Londra, 18 marzo 2026 – Prosegue senza sosta l’epidemia di meningite acuta senza precedenti che sta interessando il sud dell’Inghilterra, con un numero di casi confermati in aumento. L’Agenzia per la sicurezza sanitaria del Regno Unito ha infatti comunicato che i casi registrati sono saliti da 15 a 20. Di questi, nove sono stati confermati tramite esami di laboratorio, mentre 11 restano sotto indagine.
Dettagli sul focolaio di meningite e vittime
Una persona con sintomi compatibili con la malattia, causata principalmente dal batterio meningococco B (MenB), è stata ricoverata in un ospedale di Londra, sebbene provenisse dalla contea del Kent. Proprio nel Kent si concentra il focolaio che ha finora provocato due decessi: uno studente universitario e una studentessa di scuola secondaria. La malattia si trasmette attraverso il contatto ravvicinato, motivo per cui le autorità sanitarie stanno adottando misure di contenimento.
Misure adottate e appello alla calma
Il ministro della Sanità britannico, Wes Streeting, ha rivolto un appello alla calma durante un’intervista alla BBC, sottolineando che, contrariamente ad alcune notizie diffuse dai media, il focolaio non è trattato come un’emergenza nazionale, ma la risposta è coordinata a livello centrale. Nel frattempo, è stato avviato un programma di vaccinazione mirato a coinvolgere 5.000 studenti nel Kent, mentre sono state distribuite precauzionalmente 2.500 dosi di antibiotici.
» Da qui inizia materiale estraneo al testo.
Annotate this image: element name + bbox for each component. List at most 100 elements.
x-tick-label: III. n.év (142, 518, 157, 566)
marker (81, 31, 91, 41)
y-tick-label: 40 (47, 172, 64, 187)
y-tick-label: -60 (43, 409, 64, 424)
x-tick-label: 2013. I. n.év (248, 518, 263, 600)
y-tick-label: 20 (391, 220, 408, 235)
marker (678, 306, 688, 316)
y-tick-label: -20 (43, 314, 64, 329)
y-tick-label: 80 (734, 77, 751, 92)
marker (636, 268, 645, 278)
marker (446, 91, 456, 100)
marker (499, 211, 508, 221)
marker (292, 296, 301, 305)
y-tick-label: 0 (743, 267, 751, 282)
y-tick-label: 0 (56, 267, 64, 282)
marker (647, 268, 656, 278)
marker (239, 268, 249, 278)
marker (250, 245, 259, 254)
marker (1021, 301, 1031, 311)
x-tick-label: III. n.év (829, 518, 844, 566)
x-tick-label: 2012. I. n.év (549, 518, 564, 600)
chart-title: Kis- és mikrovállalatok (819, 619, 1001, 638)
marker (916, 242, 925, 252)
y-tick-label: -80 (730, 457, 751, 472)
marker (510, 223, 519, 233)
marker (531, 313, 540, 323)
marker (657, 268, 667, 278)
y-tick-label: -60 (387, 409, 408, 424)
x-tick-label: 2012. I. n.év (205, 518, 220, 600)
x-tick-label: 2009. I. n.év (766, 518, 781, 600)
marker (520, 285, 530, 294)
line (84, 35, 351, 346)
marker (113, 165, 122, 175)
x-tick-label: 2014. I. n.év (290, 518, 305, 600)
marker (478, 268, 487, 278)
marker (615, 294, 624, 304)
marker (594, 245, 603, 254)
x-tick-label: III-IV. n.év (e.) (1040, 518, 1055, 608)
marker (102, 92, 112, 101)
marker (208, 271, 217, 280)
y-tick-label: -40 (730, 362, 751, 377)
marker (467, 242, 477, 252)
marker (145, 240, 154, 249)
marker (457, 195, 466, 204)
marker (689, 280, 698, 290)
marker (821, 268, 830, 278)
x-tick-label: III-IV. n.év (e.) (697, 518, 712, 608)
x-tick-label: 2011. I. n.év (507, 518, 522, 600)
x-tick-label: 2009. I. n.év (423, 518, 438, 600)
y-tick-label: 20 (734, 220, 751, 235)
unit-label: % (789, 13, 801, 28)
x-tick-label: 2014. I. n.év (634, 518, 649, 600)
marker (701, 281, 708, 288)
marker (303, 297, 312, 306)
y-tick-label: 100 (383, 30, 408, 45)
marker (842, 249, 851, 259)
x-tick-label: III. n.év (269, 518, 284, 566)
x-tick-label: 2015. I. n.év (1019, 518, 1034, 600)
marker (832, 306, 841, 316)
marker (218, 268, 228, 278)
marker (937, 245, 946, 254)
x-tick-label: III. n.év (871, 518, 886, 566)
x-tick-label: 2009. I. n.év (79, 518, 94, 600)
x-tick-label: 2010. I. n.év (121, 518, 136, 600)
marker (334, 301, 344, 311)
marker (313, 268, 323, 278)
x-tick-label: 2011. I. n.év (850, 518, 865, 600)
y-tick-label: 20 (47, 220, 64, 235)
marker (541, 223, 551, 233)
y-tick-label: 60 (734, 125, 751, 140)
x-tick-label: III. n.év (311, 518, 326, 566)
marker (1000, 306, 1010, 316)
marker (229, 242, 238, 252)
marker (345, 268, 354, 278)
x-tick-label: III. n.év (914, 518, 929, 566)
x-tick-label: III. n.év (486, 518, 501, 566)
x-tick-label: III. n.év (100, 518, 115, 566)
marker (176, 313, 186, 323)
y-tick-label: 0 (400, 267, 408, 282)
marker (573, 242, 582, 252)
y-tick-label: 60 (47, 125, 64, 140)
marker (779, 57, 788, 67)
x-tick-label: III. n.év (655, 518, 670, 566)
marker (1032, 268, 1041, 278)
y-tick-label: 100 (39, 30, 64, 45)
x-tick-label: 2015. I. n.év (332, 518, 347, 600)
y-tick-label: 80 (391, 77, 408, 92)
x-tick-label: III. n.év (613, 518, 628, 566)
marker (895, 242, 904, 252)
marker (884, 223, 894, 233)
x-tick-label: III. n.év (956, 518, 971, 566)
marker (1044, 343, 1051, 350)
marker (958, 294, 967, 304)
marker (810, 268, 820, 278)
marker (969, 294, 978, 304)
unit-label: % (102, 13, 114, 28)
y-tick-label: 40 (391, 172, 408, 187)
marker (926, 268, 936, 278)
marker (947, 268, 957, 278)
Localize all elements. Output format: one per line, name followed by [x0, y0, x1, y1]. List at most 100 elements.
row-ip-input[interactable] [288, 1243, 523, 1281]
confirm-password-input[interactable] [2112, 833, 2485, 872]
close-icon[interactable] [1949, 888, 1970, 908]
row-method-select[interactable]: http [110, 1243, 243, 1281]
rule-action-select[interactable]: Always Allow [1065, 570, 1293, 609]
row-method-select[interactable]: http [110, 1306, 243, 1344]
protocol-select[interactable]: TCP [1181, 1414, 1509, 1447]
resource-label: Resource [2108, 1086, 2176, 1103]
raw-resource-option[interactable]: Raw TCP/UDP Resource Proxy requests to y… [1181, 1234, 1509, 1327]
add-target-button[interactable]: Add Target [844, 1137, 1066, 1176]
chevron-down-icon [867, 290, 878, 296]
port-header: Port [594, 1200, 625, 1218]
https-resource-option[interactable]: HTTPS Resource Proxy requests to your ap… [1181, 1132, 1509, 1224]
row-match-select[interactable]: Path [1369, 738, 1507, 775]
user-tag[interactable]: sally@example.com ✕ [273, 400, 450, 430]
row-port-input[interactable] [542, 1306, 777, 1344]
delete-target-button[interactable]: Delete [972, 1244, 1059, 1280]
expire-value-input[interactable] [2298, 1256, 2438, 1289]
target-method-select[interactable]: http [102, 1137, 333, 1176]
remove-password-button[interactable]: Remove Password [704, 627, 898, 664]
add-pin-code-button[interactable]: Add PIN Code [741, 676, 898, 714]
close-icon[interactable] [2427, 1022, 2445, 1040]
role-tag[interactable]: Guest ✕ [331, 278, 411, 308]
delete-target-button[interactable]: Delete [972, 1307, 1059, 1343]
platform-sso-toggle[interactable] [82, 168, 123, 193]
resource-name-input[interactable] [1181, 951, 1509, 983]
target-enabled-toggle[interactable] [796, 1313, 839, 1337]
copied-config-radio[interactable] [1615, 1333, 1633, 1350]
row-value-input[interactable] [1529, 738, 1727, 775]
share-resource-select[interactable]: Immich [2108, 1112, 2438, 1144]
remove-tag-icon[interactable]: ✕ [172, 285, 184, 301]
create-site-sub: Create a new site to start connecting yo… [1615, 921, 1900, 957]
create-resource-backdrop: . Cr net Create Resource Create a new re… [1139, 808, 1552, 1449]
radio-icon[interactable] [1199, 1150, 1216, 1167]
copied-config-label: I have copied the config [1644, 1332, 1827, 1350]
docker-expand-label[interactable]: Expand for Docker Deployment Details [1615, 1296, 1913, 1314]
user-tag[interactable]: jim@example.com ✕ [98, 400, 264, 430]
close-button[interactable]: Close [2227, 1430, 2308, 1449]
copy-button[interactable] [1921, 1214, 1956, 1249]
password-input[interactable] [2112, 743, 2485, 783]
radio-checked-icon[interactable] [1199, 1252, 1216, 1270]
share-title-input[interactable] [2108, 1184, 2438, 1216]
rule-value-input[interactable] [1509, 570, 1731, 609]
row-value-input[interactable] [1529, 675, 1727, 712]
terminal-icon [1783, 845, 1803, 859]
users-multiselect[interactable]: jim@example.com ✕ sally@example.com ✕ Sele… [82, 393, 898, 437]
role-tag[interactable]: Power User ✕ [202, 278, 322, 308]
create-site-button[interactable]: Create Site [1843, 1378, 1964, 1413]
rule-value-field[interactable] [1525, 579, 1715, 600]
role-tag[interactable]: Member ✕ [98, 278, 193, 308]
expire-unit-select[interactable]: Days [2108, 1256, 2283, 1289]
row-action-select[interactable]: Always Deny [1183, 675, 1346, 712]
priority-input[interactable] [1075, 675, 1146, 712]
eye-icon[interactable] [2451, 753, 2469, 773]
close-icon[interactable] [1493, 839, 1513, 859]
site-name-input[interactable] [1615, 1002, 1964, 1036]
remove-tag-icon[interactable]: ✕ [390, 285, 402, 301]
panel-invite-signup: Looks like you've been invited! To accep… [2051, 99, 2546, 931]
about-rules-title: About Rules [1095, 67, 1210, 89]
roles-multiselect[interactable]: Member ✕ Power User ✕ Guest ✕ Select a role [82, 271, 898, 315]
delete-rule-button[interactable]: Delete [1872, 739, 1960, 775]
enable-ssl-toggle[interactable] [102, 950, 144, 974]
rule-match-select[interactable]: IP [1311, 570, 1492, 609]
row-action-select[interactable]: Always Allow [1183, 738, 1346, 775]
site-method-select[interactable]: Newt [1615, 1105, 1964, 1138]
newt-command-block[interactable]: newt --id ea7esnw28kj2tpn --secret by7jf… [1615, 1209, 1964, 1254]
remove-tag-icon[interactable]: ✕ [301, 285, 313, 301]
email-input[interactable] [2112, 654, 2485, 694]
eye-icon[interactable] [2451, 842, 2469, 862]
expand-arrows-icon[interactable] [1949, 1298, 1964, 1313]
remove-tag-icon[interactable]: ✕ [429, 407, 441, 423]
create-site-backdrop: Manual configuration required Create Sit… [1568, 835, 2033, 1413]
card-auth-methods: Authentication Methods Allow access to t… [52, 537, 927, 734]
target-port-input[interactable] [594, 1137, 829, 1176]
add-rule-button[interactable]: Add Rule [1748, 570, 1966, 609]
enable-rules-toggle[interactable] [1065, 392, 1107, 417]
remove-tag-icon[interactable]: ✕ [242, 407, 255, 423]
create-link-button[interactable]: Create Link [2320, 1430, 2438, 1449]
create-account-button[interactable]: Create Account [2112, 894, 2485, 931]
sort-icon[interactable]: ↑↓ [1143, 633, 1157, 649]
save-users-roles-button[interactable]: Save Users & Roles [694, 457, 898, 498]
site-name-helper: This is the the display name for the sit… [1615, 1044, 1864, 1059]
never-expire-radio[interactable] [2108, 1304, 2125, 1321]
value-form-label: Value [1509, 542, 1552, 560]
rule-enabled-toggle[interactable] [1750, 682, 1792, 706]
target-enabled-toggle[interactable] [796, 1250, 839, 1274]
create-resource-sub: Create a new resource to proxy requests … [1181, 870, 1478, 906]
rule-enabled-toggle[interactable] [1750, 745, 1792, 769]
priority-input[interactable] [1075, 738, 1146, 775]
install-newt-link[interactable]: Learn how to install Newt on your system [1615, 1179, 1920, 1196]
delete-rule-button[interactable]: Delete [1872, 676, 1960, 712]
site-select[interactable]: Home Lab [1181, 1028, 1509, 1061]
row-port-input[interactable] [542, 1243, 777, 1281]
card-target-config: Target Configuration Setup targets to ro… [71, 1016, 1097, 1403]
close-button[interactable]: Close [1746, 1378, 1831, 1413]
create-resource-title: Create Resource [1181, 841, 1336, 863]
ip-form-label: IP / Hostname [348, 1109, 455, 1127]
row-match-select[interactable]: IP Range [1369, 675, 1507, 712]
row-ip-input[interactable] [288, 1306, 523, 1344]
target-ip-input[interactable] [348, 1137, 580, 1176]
Le testimonianze di alcuni studenti colpiti dalla meningite sono particolarmente drammatiche. Annabelle Mackay, 21 anni, ha raccontato di aver perso la vista per due giorni e di non riuscire ancora a camminare. Le autorità sanitarie monitorano con attenzione l’evoluzione della situazione, nel tentativo di contenere il focolaio e prevenire ulteriori contagi.